Hong Kong’s relaunched closing auction session avoids chaos, but will it help boost turnover?
The revamped closing auction session for Hong Kong’s stock market has survived its first week without a repeat of the mess seen when it was first introduced in 2008, but the question is whether it has delivered much benefit to the local bourse.
The closing auction session, relaunched on the Hong Kong stock exchange on July 25, has extended the trading day by eight to 10 minutes. It uses a tender method to determine a stock’s closing price based on matching prices from the largest volume of input orders placed during the session. It replaces the traditional method of using the median price of five snapshots in the last minute of trading to determine the closing price, without taking into account the trading volume.
The relaunch is controversial because small local brokers, who do not trade in large volumes and hence have little influence in the market, complained that the system could easily be manipulated by big institutional investors with big tickets orders. They have greater say in any system that takes volume into account.
The closing auction system was first launched in Hong Kong in May 2008 but was shorted lived – it was scrapped in March 2009 after many big share price swings during trading sessions. In March 2009, HSBC shares plunged by more than 12 per cent during the 10 minute closing session, becoming the proverbial straw that broke the camel’s back.
Given this history, many would ask why we need it back? Exchange operator Hong Kong Exchanges and Clearing cites international practise as the reason because Hong Kong is the last of the 22 advanced markets to adopt the system.
The revamped system added a price cap of 5 per cent during the auction period to avoid large price swings as well as a random closing time, both of which have successfully prevented chaos the second time around. With the price cap, at least we can be assured of no repeat of the 12 per cent drop in HSBC the first time around.
But the next question is whether it can really benefit Hong Kong market turnover, which some fund managers put forward as a reason for the city to bring back the closing auction. The theory is that the tender method is what many fund managers use in other markets so if Hong Kong does it then it will attract more big players to trade in the city.
However, on the first day of the relaunch last Monday market turnover fell to HK$49.85 billion, the lowest in two weeks and down from the pervious week’s average daily turnover of HK$57.85 billion – and lower than the HK$67.50 billion daily average for the first half of this year.
On Monday last week, trading during the auction period accounted for 2.2 per cent of the entire day’s turnover of HK$49.39 billion, which is far below overseas market levels where the auction period normally accounts for 10 to 30 per cent of total turnover.

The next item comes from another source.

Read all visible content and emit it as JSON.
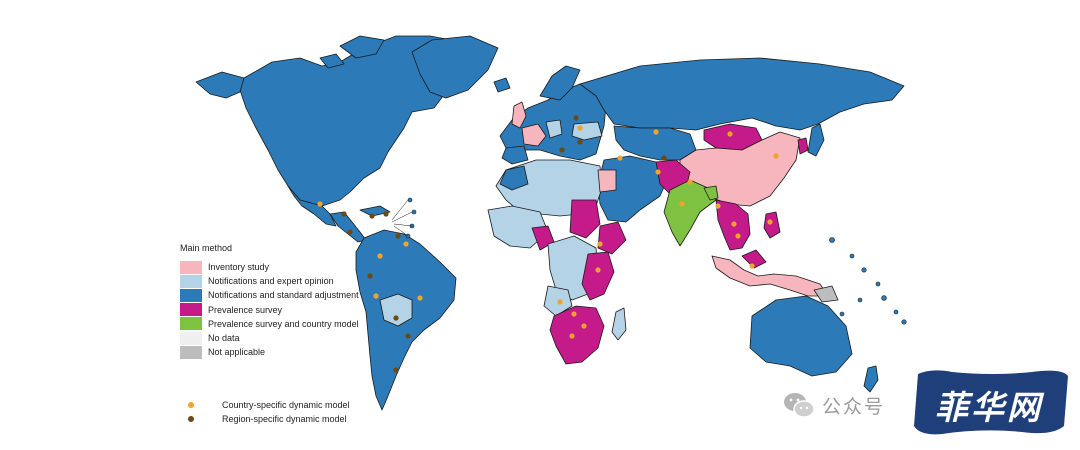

This was no big surprise as many would take a wait and see attitude on the first day of the relaunch. Looking at last week as a whole, the average daily turnover stood at HK$64.79 billion, up 12 per cent from HK$57.85 billion in the previous week before the auction session was introduced. This was better than the average daily turnover of HK$62.44 billion in June, HK$60.06 billion in May and just shy of April’s figure of HK$65.45 billion.
This may prove that by adopting an internationally accepted auction session to determine closing prices, Hong Kong will be in a better position to compete for trading by institutional investors such as fund managers and insurance companies.
Hong Kong’s market turnover has fallen 46 per cent in the first half of this year compared with a year earlier because the 2015 market rally has not been repeated this year, so the relaunch of an improved closing auction session may help improve turnover.